Après avoir rassemblé quelques réflexions critiques sur cette série venue des Etats-Unis qui fait connaître la vie du Christ à partir du regard des Apôtres, on apporte ici quelques commentaires sous l’angle proprement chrétien, avant d’orienter vers quelques questions théologiques spécifiques posées par cette production.
Cliquer ici pour voir les épisodes de la série The Chosen – sous-titres français disponibles.
Lire la première partie de l’analyse de l’abbé Paul Roy: The Chosen (1/3) : Qui sont les élus ?

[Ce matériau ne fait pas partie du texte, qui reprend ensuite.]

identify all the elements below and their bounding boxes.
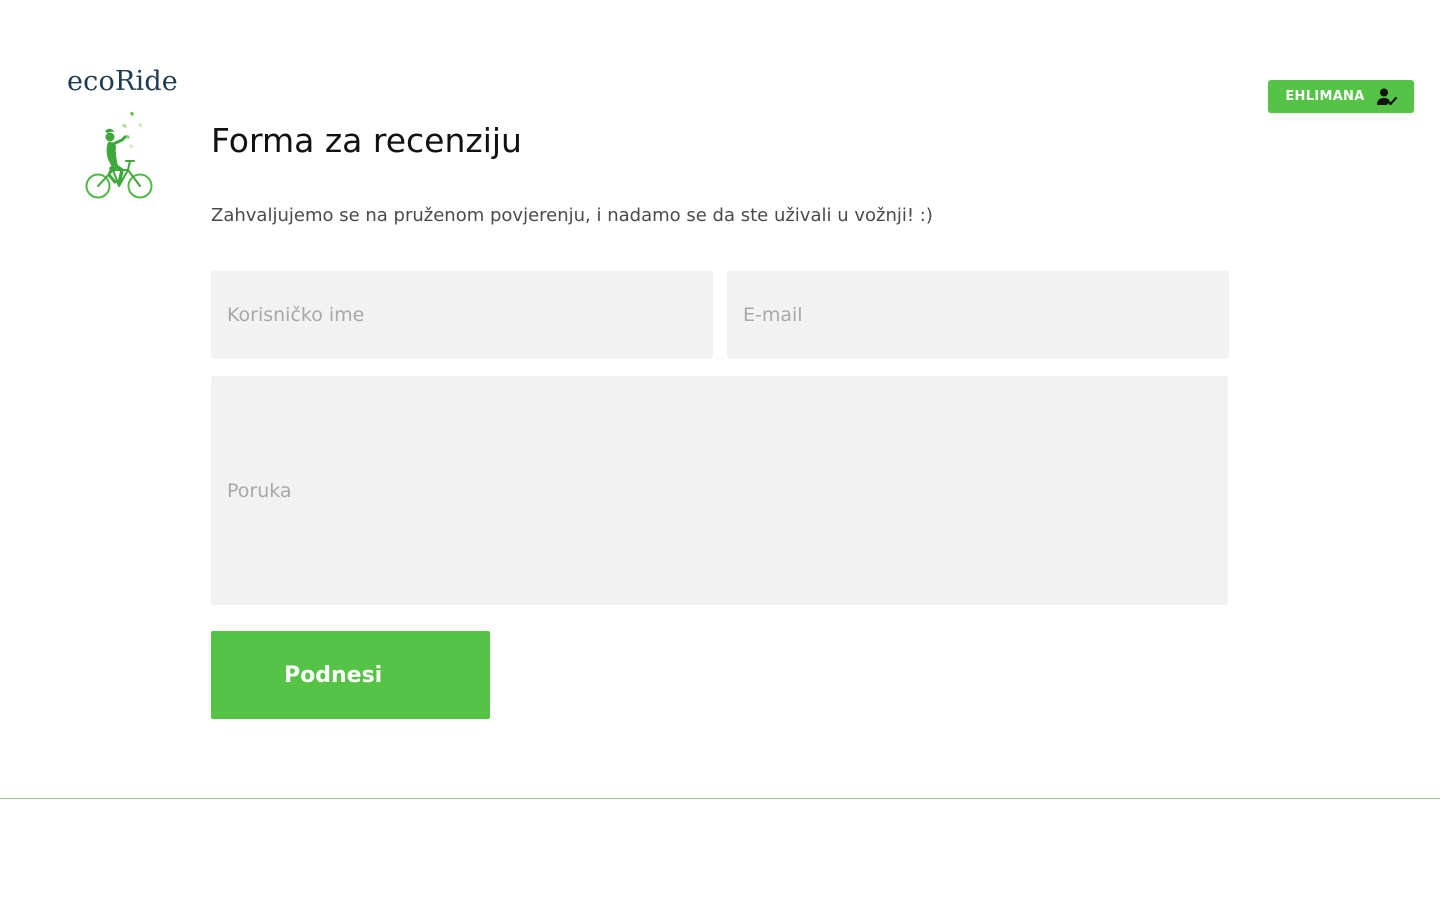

Une vraie série chrétienne
Si l’on considère maintenant la série avec un regard chrétien, on appréciera d’abord la justesse du personnage du Christ et des relations qu’il entretient avec les autres protagonistes : l’atmosphère qui est donnée ne nous semble pas décalée par rapport aux récits évangéliques. On reviendra dans un prochain article sur le problème cinématographique posé par la question de l’union hypostatique. Les épisodes déjà produits rendent plus incarnés certains passages des Écritures que nous connaissons bien pour les entendre dans la liturgie, les lire et méditer souvent, mais auxquels la représentation en image ajoute un aspect concret qui nous les rend en un sens plus proches.

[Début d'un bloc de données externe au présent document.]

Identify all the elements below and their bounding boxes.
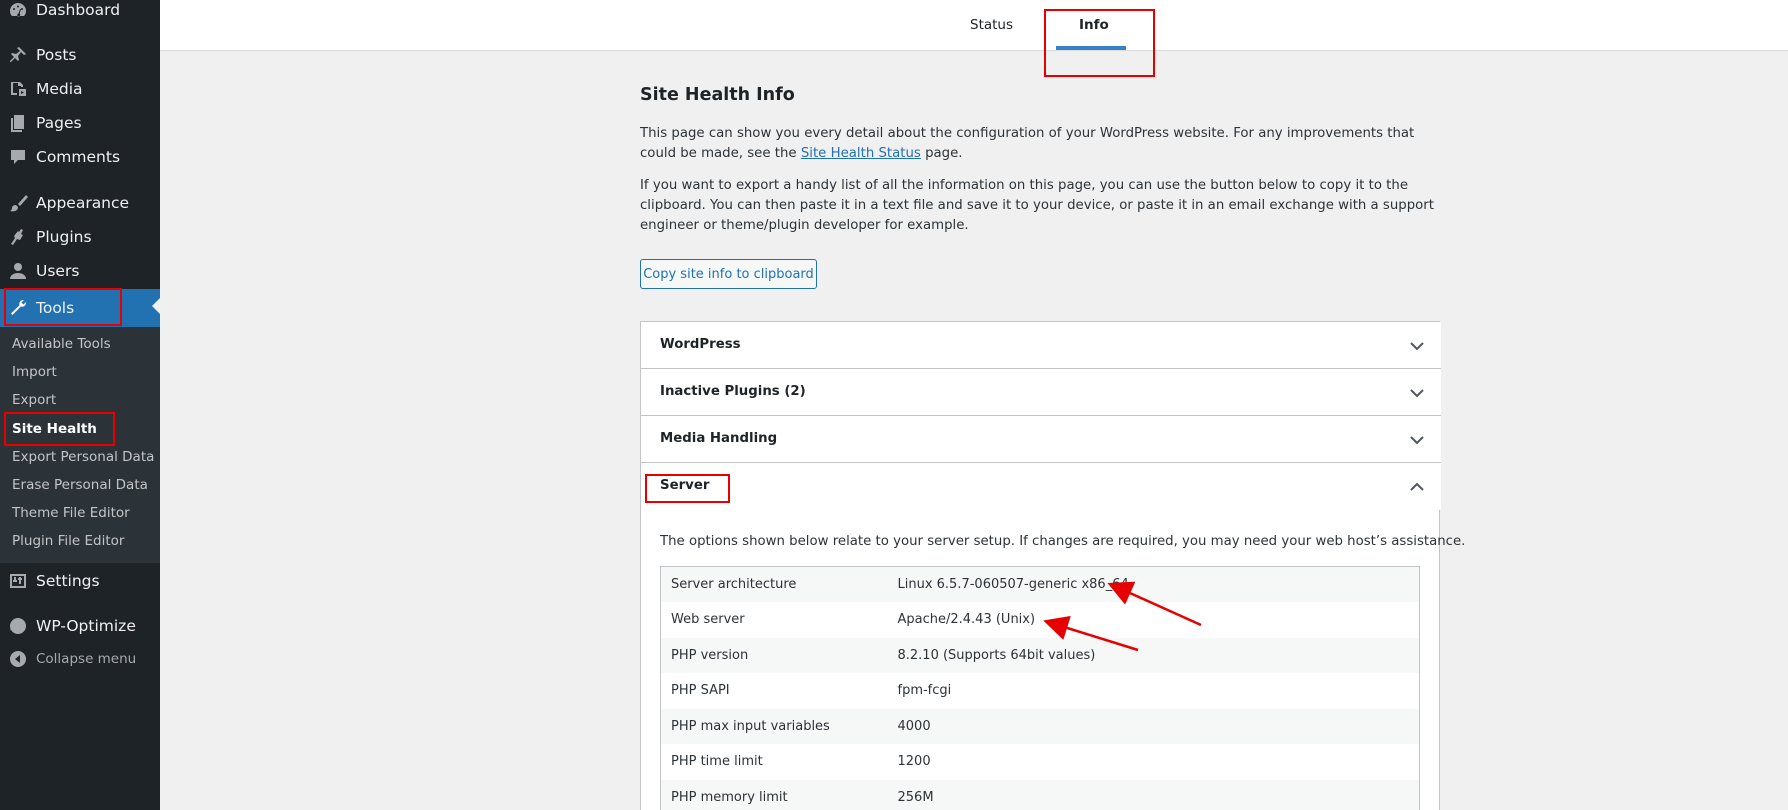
section-label: WordPress (660, 337, 741, 352)
annotation-box-site-health (4, 412, 115, 446)
menu-appearance[interactable]: Appearance (0, 186, 160, 220)
section-wordpress[interactable]: WordPress (641, 322, 1441, 369)
menu-posts[interactable]: Posts (0, 38, 160, 72)
table-row: PHP version 8.2.10 (Supports 64bit values… (660, 637, 1420, 673)
section-label: Media Handling (660, 431, 778, 446)
row-value: Linux 6.5.7-060507-generic x86_64 (897, 577, 1129, 592)
user-icon (0, 261, 36, 281)
menu-label: WP-Optimize (36, 617, 136, 635)
row-key: Web server (671, 612, 745, 628)
menu-label: Plugins (36, 228, 92, 246)
menu-wp-optimize[interactable]: WP-Optimize (0, 609, 160, 643)
collapse-icon (0, 649, 36, 669)
menu-comments[interactable]: Comments (0, 140, 160, 174)
section-label: Inactive Plugins (2) (660, 384, 806, 399)
row-key: PHP version (671, 647, 749, 663)
optimize-icon (0, 616, 36, 636)
row-key: PHP SAPI (671, 683, 730, 699)
menu-label: Users (36, 262, 80, 280)
table-row: Server architecture Linux 6.5.7-060507-ge… (660, 566, 1420, 602)
collapse-label: Collapse menu (36, 651, 137, 667)
row-value: 8.2.10 (Supports 64bit values) (897, 647, 1096, 663)
chevron-down-icon (1409, 432, 1425, 448)
table-row: PHP SAPI fpm-fcgi (661, 673, 1420, 709)
table-row: PHP memory limit 256M (660, 779, 1420, 810)
collapse-menu-button[interactable]: Collapse menu (0, 642, 160, 676)
annotation-box-tools (4, 288, 122, 326)
menu-label: Dashboard (36, 1, 121, 19)
submenu-import[interactable]: Import (12, 364, 57, 380)
menu-label: Pages (36, 114, 82, 132)
section-server[interactable]: Server (641, 463, 1441, 510)
row-key: PHP memory limit (671, 789, 788, 805)
submenu-export[interactable]: Export (12, 392, 56, 408)
site-health-status-link[interactable]: Site Health Status (801, 146, 921, 161)
submenu-export-personal-data[interactable]: Export Personal Data (12, 449, 154, 465)
row-key: PHP time limit (671, 754, 763, 770)
chevron-down-icon (1409, 385, 1425, 401)
submenu-plugin-file-editor[interactable]: Plugin File Editor (12, 533, 124, 549)
row-key: Server architecture (671, 577, 797, 592)
row-value: fpm-fcgi (897, 683, 952, 699)
menu-plugins[interactable]: Plugins (0, 220, 160, 254)
plug-icon (0, 227, 36, 247)
menu-dashboard[interactable]: Dashboard (0, 0, 160, 27)
intro-text-end: page. (920, 146, 963, 161)
tab-status[interactable]: Status (970, 17, 1013, 33)
chevron-up-icon (1409, 479, 1425, 495)
pin-icon (0, 45, 36, 65)
table-row: Web server Apache/2.4.43 (Unix) (661, 602, 1420, 638)
table-row: PHP max input variables 4000 (660, 708, 1420, 744)
server-info-table: Server architecture Linux 6.5.7-060507-ge… (660, 566, 1420, 810)
server-description: The options shown below relate to your s… (660, 534, 1466, 549)
intro-text: This page can show you every detail abou… (640, 126, 1415, 161)
menu-pages[interactable]: Pages (0, 106, 160, 140)
menu-settings[interactable]: Settings (0, 564, 160, 598)
row-value: Apache/2.4.43 (Unix) (897, 612, 1036, 628)
menu-label: Settings (36, 572, 100, 590)
server-section-body: The options shown below relate to your s… (641, 510, 1465, 810)
menu-media[interactable]: Media (0, 72, 160, 106)
settings-icon (0, 571, 36, 591)
annotation-box-server (645, 474, 730, 503)
table-row: PHP time limit 1200 (661, 744, 1420, 780)
section-inactive-plugins[interactable]: Inactive Plugins (2) (641, 369, 1441, 416)
row-value: 1200 (897, 754, 931, 770)
menu-label: Comments (36, 148, 121, 166)
row-value: 256M (897, 789, 934, 805)
chevron-down-icon (1409, 338, 1425, 354)
submenu-erase-personal-data[interactable]: Erase Personal Data (12, 477, 148, 493)
intro-paragraph: This page can show you every detail abou… (640, 124, 1440, 164)
row-value: 4000 (897, 718, 931, 734)
menu-users[interactable]: Users (0, 254, 160, 288)
menu-label: Media (36, 80, 83, 98)
menu-label: Posts (36, 46, 77, 64)
brush-icon (0, 193, 36, 213)
media-icon (0, 79, 36, 99)
row-key: PHP max input variables (671, 718, 830, 734)
submenu-theme-file-editor[interactable]: Theme File Editor (12, 505, 130, 521)
pages-icon (0, 113, 36, 133)
admin-sidebar: Dashboard Posts Media Pages Comments App… (0, 0, 160, 810)
submenu-available-tools[interactable]: Available Tools (12, 336, 111, 352)
export-paragraph: If you want to export a handy list of al… (640, 178, 1434, 233)
section-media-handling[interactable]: Media Handling (641, 416, 1441, 463)
page-title: Site Health Info (640, 85, 795, 105)
menu-label: Appearance (36, 194, 130, 212)
copy-site-info-button[interactable]: Copy site info to clipboard (640, 259, 817, 289)
dashboard-icon (0, 0, 36, 20)
comment-icon (0, 147, 36, 167)
annotation-box-info-tab (1044, 9, 1155, 77)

Il nous semble ainsi que l’on puisse prier à partir des scènes de The Chosen, des personnages qui y apparaissent. Certains beaux gestes ont été imaginés qui consonent bien avec le récit biblique et aident à le méditer : lorsque Jésus guérit le paralytique de la piscine de Bethesda (Jn 5, Saison 2, Épisode 4), il s’accroupit auprès de lui pour l’interpeller (« veux-tu être guéri ») et reste à sa hauteur, jusqu’à ce qu’il lui commande de se lever, et se redresse en même temps que lui. Ce n’est sans doute pas chercher trop loin que d’y voir la volonté de montrer Jésus s’abaissant en prenant notre humanité pour nous relever avec lui.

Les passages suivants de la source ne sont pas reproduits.